O televoto e a cultura democrática da sociedade civil
Conforme é do conhecimento público, prevê-se que, em breve, uma revisão das leis eleitorais venha a ser objeto de debate na Assembleia da República. Entre outros tópicos, considera-se a necessidade de incluir de forma adequada, no universo eleitoral dos efetivos votantes, os portugueses na diáspora, designadamente os que, tendo obtido o cartão de cidadão, passaram a ser eleitores por via do recenseamento automático – medida que provocou um alargamento súbito de 300.000 eleitores para 1.500.000 eleitores. Uma das vias que tem sido apontada, quer pela SEDES, quer pelo Conselho das Comunidades Portuguesas, para alcançar esse objetivo, é a implementação de um sistema de voto eletrónico remoto. Também os representantes de alguns grupos parlamentares já manifestaram a intenção de aprovar uma lei eleitoral que contemple a utilização do televoto [1].
Sem prejuízo da boa intenção que subjaz a este posicionamento, a preocupação com a cibersegurança é um aspeto central que nos deve obrigar a uma importante reserva de prudência, conforme a atualidade tem sido prodigamente demonstrativa. Neste sentido, e sem prejuízo da vertente externa – convirá aguardar pela experiência de outros países com mais tradição tecnológica neste campo, haverá vantagem em que a familiarização com o voto eletrónico remoto adquira, numa primeira fase, suficiente dimensão na sociedade civil, e que só depois de haver uma adequada maturação do processo se possa equacionar implementá-lo ao nível das eleições para as instituições políticas, sobretudo no que respeita aos órgãos de soberania.
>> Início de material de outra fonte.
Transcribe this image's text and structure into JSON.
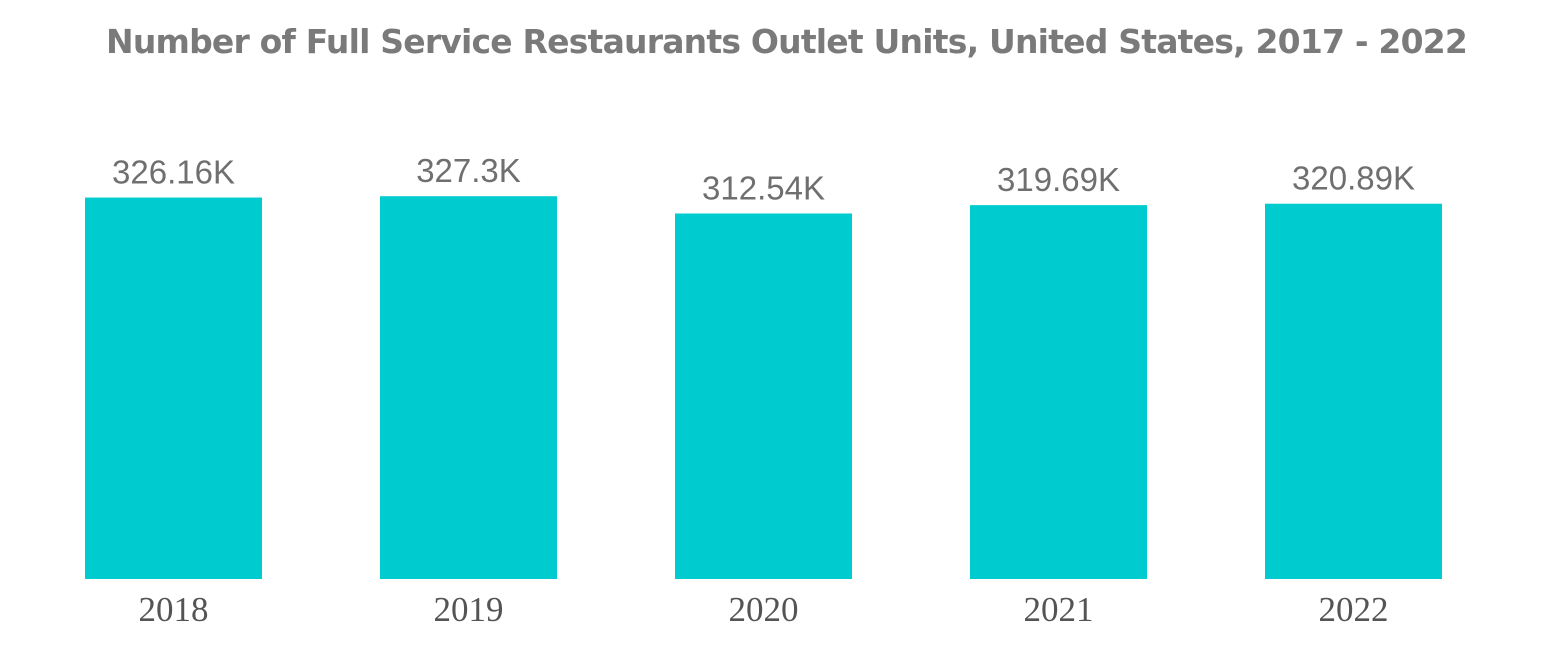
{
  "title": "Number of Full Service Restaurants Outlet Units, United States, 2017 - 2022",
  "colors": {
    "bar": "#00ccd0",
    "title": "#7a7a7a",
    "value_label": "#6f6f6f",
    "tick_label": "#545454"
  },
  "chart_data": {
    "type": "bar",
    "title": "Number of Full Service Restaurants Outlet Units, United States, 2017 - 2022",
    "xlabel": "",
    "ylabel": "",
    "categories": [
      "2018",
      "2019",
      "2020",
      "2021",
      "2022"
    ],
    "values": [
      326.16,
      327.3,
      312.54,
      319.69,
      320.89
    ],
    "value_labels": [
      "326.16K",
      "327.3K",
      "312.54K",
      "319.69K",
      "320.89K"
    ],
    "unit": "K",
    "grid": false,
    "legend": "none"
  }
}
Ademais, o atual sistema de votação, por boletim, em papel, mantém como importante virtualidade democrática uma relativa independência de requisitos tecnocráticos, ao acolher como seus escrutinadores quaisquer cidadãos com um mínimo de escolaridade, e baseia-se em uma longa experiência há muito consolidada. De facto, o sistema de votação do atual regime constitucional tem mantido intacta, desde o início, a confiança sólida dos cidadãos: nomeadamente, salvo situações pontuais, sem relevância no cômputo nacional, não regista um histórico de alegações de fraude eleitoral. Podem, ainda assim, apontar-se-lhe alguns problemas, entre os quais, conforme ficou bem patente nas últimas eleições legislativas, se incluem as condições de acesso ao voto por parte de nacionais residentes no estrangeiro. Naturalmente, estas são legítimas preocupações para quem se mobiliza pela causa da qualidade da democracia e do combate à abstenção. Sim, haverá que proceder a uma urgente modernização do voto postal, tornando-o muito mais acessível e eficaz.
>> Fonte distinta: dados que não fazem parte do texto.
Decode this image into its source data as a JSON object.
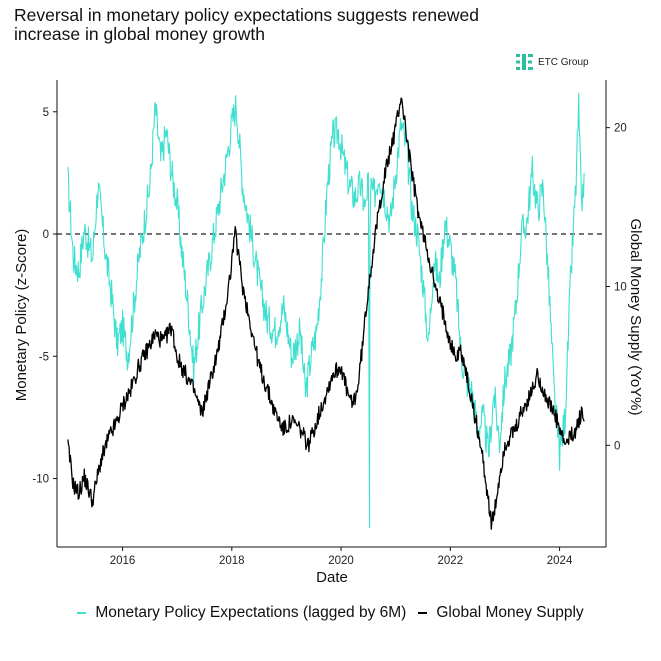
{
  "chart_data": {
    "type": "line",
    "title": "Reversal in monetary policy expectations suggests renewed increase in global money growth",
    "title_lines": [
      "Reversal in monetary policy expectations suggests renewed",
      "increase in global money growth"
    ],
    "xlabel": "Date",
    "ylabel_left": "Monetary Policy (z-Score)",
    "ylabel_right": "Global Money Supply (YoY%)",
    "x_ticks": [
      "2016",
      "2018",
      "2020",
      "2022",
      "2024"
    ],
    "x_tick_values": [
      2016,
      2018,
      2020,
      2022,
      2024
    ],
    "xlim": [
      2014.8,
      2024.85
    ],
    "y_left_ticks": [
      "5",
      "0",
      "-5",
      "-10"
    ],
    "y_left_tick_values": [
      5,
      0,
      -5,
      -10
    ],
    "ylim_left": [
      -12.8,
      6.3
    ],
    "y_right_ticks": [
      "20",
      "10",
      "0"
    ],
    "y_right_tick_values": [
      20,
      10,
      0
    ],
    "ylim_right": [
      -6.4,
      23.0
    ],
    "reference_line": {
      "axis": "left",
      "value": 0,
      "style": "dashed"
    },
    "legend_position": "bottom",
    "series": [
      {
        "name": "Monetary Policy Expectations (lagged by 6M)",
        "axis": "left",
        "color": "#40E0D0",
        "x": [
          2015.0,
          2015.1,
          2015.2,
          2015.3,
          2015.45,
          2015.55,
          2015.7,
          2015.8,
          2015.9,
          2016.0,
          2016.1,
          2016.2,
          2016.3,
          2016.4,
          2016.5,
          2016.6,
          2016.7,
          2016.8,
          2016.9,
          2017.0,
          2017.1,
          2017.2,
          2017.3,
          2017.45,
          2017.6,
          2017.75,
          2017.9,
          2018.0,
          2018.08,
          2018.2,
          2018.35,
          2018.5,
          2018.65,
          2018.8,
          2018.95,
          2019.1,
          2019.25,
          2019.35,
          2019.45,
          2019.55,
          2019.65,
          2019.75,
          2019.85,
          2019.95,
          2020.05,
          2020.15,
          2020.25,
          2020.35,
          2020.45,
          2020.5,
          2020.52,
          2020.53,
          2020.55,
          2020.6,
          2020.7,
          2020.8,
          2020.9,
          2021.0,
          2021.1,
          2021.2,
          2021.3,
          2021.4,
          2021.5,
          2021.6,
          2021.7,
          2021.8,
          2021.9,
          2022.0,
          2022.1,
          2022.2,
          2022.3,
          2022.4,
          2022.5,
          2022.6,
          2022.7,
          2022.8,
          2022.9,
          2023.0,
          2023.1,
          2023.2,
          2023.3,
          2023.4,
          2023.5,
          2023.6,
          2023.7,
          2023.8,
          2023.9,
          2024.0,
          2024.1,
          2024.2,
          2024.3,
          2024.35,
          2024.4,
          2024.45
        ],
        "y": [
          2.2,
          -1.0,
          -1.5,
          0.2,
          -1.0,
          2.0,
          -1.0,
          -2.5,
          -4.5,
          -3.8,
          -5.0,
          -3.0,
          -1.0,
          0.5,
          2.0,
          5.2,
          3.0,
          4.2,
          2.5,
          1.2,
          -1.0,
          -3.0,
          -5.5,
          -3.0,
          -1.0,
          1.0,
          3.0,
          4.5,
          5.3,
          2.0,
          0.0,
          -2.0,
          -3.5,
          -4.0,
          -3.0,
          -5.0,
          -4.0,
          -6.5,
          -5.0,
          -4.0,
          -1.5,
          2.0,
          4.0,
          4.2,
          3.0,
          2.0,
          1.5,
          2.0,
          1.0,
          2.5,
          -12.0,
          0.0,
          2.0,
          1.5,
          2.5,
          1.5,
          0.5,
          2.5,
          4.5,
          3.5,
          1.0,
          0.0,
          -2.0,
          -4.5,
          -1.0,
          -2.0,
          0.5,
          -0.5,
          -2.0,
          -5.0,
          -6.0,
          -6.5,
          -8.0,
          -7.5,
          -9.0,
          -6.5,
          -8.5,
          -6.0,
          -5.0,
          -3.0,
          0.0,
          0.5,
          2.5,
          1.0,
          2.0,
          -2.0,
          -6.5,
          -9.0,
          -7.5,
          -2.0,
          2.0,
          5.2,
          1.0,
          2.5
        ]
      },
      {
        "name": "Global Money Supply",
        "axis": "right",
        "color": "#000000",
        "x": [
          2015.0,
          2015.1,
          2015.2,
          2015.3,
          2015.45,
          2015.6,
          2015.75,
          2015.9,
          2016.0,
          2016.15,
          2016.3,
          2016.45,
          2016.6,
          2016.75,
          2016.9,
          2017.0,
          2017.15,
          2017.3,
          2017.45,
          2017.6,
          2017.75,
          2017.9,
          2018.0,
          2018.05,
          2018.1,
          2018.2,
          2018.35,
          2018.5,
          2018.65,
          2018.8,
          2018.95,
          2019.1,
          2019.25,
          2019.4,
          2019.55,
          2019.7,
          2019.85,
          2020.0,
          2020.1,
          2020.2,
          2020.3,
          2020.4,
          2020.5,
          2020.6,
          2020.7,
          2020.8,
          2020.9,
          2021.0,
          2021.1,
          2021.2,
          2021.3,
          2021.45,
          2021.6,
          2021.75,
          2021.9,
          2022.0,
          2022.1,
          2022.2,
          2022.35,
          2022.5,
          2022.6,
          2022.7,
          2022.75,
          2022.8,
          2022.9,
          2023.0,
          2023.1,
          2023.2,
          2023.3,
          2023.45,
          2023.6,
          2023.75,
          2023.9,
          2024.0,
          2024.1,
          2024.2,
          2024.3,
          2024.4,
          2024.45
        ],
        "y": [
          0.0,
          -2.5,
          -3.0,
          -2.0,
          -3.5,
          -1.0,
          0.5,
          1.5,
          2.5,
          3.5,
          5.0,
          6.0,
          7.0,
          6.5,
          7.5,
          5.5,
          4.5,
          3.5,
          2.0,
          4.0,
          6.0,
          9.0,
          11.5,
          13.5,
          12.5,
          10.0,
          7.5,
          5.0,
          3.5,
          2.0,
          1.0,
          1.5,
          1.0,
          0.0,
          1.5,
          3.0,
          4.5,
          5.0,
          3.5,
          2.5,
          3.5,
          6.5,
          10.0,
          12.5,
          15.0,
          17.0,
          18.5,
          20.0,
          22.0,
          19.5,
          17.0,
          14.0,
          12.0,
          9.5,
          8.0,
          6.5,
          5.5,
          6.0,
          3.5,
          1.0,
          -1.0,
          -3.5,
          -5.0,
          -4.5,
          -2.0,
          0.0,
          0.5,
          1.0,
          2.0,
          3.0,
          4.5,
          3.0,
          2.0,
          1.0,
          0.0,
          0.5,
          1.0,
          2.0,
          1.5
        ]
      }
    ]
  },
  "brand": {
    "name": "ETC Group",
    "color": "#2DBE9E"
  }
}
Da mesma maneira, há que promover um melhor esclarecimento dos cidadãos eleitores, e dos seus representantes, sobre as alternativas que a via tecnológica poderá oferecer no campo eleitoral. Para o efeito, importa, antes de mais, conhecer o estádio atual da implementação do voto eletrónico nas instituições da nossa sociedade civil, nomeadamente as ordens profissionais e os sindicatos, mas também as associações, universidades, clubes desportivos e, inclusive, os partidos políticos. Será igualmente vantajoso fazer-se preceder o inevitável debate público, sobre o tema, de estudos de opinião em que se ausculte os portugueses acerca da sua motivação para o voto eletrónico remoto, nas duas principais vertentes a considerar: a funcionalidade e a segurança do voto.
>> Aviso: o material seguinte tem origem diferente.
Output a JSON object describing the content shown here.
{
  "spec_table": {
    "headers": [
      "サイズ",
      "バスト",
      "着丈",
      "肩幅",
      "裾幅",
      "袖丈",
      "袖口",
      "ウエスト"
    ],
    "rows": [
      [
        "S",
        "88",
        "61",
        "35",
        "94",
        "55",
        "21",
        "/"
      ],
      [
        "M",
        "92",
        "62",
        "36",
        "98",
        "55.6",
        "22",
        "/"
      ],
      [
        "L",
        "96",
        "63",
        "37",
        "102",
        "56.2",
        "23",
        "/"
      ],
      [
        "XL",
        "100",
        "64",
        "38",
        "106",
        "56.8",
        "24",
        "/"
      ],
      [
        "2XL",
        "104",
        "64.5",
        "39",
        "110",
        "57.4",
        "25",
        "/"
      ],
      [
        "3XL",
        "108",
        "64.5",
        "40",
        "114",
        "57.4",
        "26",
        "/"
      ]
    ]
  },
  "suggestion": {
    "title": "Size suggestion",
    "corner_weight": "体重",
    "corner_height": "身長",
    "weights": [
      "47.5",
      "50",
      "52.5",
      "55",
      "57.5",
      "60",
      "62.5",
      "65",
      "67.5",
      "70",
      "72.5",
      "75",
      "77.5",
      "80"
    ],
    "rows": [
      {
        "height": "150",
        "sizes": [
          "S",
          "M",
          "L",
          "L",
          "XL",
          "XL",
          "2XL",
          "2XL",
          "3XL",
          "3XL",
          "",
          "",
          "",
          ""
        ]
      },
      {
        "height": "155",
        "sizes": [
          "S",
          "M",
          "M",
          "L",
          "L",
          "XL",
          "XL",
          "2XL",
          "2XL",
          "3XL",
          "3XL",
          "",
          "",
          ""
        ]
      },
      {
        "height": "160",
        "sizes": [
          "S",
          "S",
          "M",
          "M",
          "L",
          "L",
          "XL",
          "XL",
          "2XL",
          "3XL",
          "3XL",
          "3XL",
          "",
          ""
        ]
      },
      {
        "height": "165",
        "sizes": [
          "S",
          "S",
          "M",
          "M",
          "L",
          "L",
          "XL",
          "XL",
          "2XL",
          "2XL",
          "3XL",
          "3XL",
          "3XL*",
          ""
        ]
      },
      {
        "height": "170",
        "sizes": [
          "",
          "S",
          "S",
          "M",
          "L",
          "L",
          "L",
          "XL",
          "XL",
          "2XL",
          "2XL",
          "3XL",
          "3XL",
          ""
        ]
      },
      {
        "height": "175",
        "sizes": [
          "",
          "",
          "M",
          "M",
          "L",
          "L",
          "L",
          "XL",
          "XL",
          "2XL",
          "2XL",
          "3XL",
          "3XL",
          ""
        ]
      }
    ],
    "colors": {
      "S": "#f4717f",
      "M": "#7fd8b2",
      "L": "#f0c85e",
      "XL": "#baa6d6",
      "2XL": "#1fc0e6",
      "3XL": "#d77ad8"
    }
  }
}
Efetivamente, ainda que a avaliação das potenciais vulnerabilidades de um qualquer sistema de televoto pertença, como competência especializada, a peritos habilitados na área tecnológica, nem por isso a assunção dos eventuais riscos que o mesmo possa acarretar - para o caráter pessoal, seguro e secreto do voto - deixará de resultar de uma decisão política e, portanto, sujeita ao exame responsabilizador da opinião pública. De resto, a pretendida adaptação será tanto mais natural quanto melhor se for implementando uma cultura endógena de utilização do televoto, baseada na experiência vivida, assim se proporcionando uma transição gradual, de baixo para cima, em direção ao estabelecimento do novo método.
[1] As informações contidas neste parágrafo baseiam-se nas intervenções produzidas em «Comunidades Portuguesas: Reforma das Leis Eleitorais», Sessão de Reflexão que teve lugar na Assembleia da República, Auditório António Almeida Santos, no passado dia 3 de maio de 2022. Mais recentemente, algumas notícias divulgadas pela imprensa escrita (10 de fevereiro de 2023) vieram corroborar a persistência das ditas intenções.